III - Accession du juriste d'entreprise au statut d'avocat en entreprise
Le rapport "Darrois" envisage la situation des juristes d'entreprise actuellement en poste. Il préconise d'ouvrir le statut d'avocat en entreprise à "l'ensemble des juristes d'entreprises actuellement en exercice", sous réserve de répondre aux critères actuels définis par la jurisprudence de la Cour de cassation élaborée à partir du dispositif de "passerelle" (cf. II.). Ce bénéfice serait ouvert pendant une période transitoire de huit ans, l'admission d'un juriste d'entreprise au barreau étant subordonné au consentement de l'employeur. Mais, le rapport ne prévoit rien quant au devenir des juristes qui ne souhaiteraient pas ou ne pourraient pas accéder au statut d'avocat en entreprise. Des questions subsistent : ceux-ci auraient-ils toujours leur place au sein de la société et quelle serait-elle ? Seraient-ils nécessairement placés, dans l'échelle hiérarchique, sous l'avocat en entreprise ? En pratique, un employeur ne préférerait-t-il pas toujours un avocat ?
Il semble que l'on s'oriente vers une profession juridique unique au sein de l'entreprise, celle d'avocat en entreprise. Dès lors, les protections revendiquées par les juristes doivent s'inscrire dans la création de ce nouveau statut. Concrètement, les mesures proposées pour préserver les juristes actuellement en poste de toute discrimination tiennent à ce que :
- la période transitoire prévue par le rapport "Darrois" débute à compter de l'institution de l'école commune aux professionnels du droit et des diplômes qu'elle délivrera ;
- avant le début de cette période, la passerelle existante soit maintenue ;
- les juristes titulaires d'un diplôme reconnu comme au moins équivalent du CAPA (dont la liste reste à déterminer) puissent accéder au statut d'avocat en entreprise, sans être soumis à la condition de durée d'expérience de la passerelle ;
-et, pour les autres, la durée d'expérience professionnelle requise pour le bénéfice de la passerelle soit ramenée à trois ans ;
Enfin, l'AFJE revendique le bénéfice d'un legal privilège à la française au profit de tout avocat en entreprise, quelle que soit son origine (entreprise ou cabinet) et refuse que l'employeur ait son mot à dire dans la procédure d'obtention du nouveau statut, qui reste attaché à la personne.
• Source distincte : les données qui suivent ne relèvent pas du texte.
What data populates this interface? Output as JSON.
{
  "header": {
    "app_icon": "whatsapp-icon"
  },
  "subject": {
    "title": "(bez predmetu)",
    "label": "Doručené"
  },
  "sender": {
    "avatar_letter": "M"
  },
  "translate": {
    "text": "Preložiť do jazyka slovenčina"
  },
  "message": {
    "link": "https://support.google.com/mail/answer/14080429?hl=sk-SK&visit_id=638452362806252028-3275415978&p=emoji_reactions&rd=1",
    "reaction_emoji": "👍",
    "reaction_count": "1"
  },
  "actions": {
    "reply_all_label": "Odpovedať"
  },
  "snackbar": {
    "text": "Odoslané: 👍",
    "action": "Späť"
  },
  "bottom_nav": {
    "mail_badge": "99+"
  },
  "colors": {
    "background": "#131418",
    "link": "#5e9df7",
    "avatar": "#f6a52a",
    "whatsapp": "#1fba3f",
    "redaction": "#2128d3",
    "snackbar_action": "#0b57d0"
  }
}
Certains juristes redoutent, donc, l'instauration d'un système, en ce qu'il pourrait remettre en cause leur place au sein de l'entreprise ou les y confiner. Les dents de certains avocats grincent également, à l'évocation de la création du statut d'avocat en entreprise. Ainsi, pour l'heure, son avenir reste incertain. Préconisé par le rapport "Darrois", il devrait, toutefois, revenir prochainement sur le devant de la scène : le Président de la République ayant chargé le Garde des Sceaux d'engager une concertation en vue de lui formuler des propositions, d'ici la fin de l'année 2009, sur les suites à donner au rapport, ceci, dans le cadre d'une réforme des professions du droit à intervenir début 2010. Mais, si Nicolas Sarkozy s'est déclaré favorable à l'acte d'avocat, il n'a pas inscrit le statut d'avocat en entreprise dans la liste de ses priorités.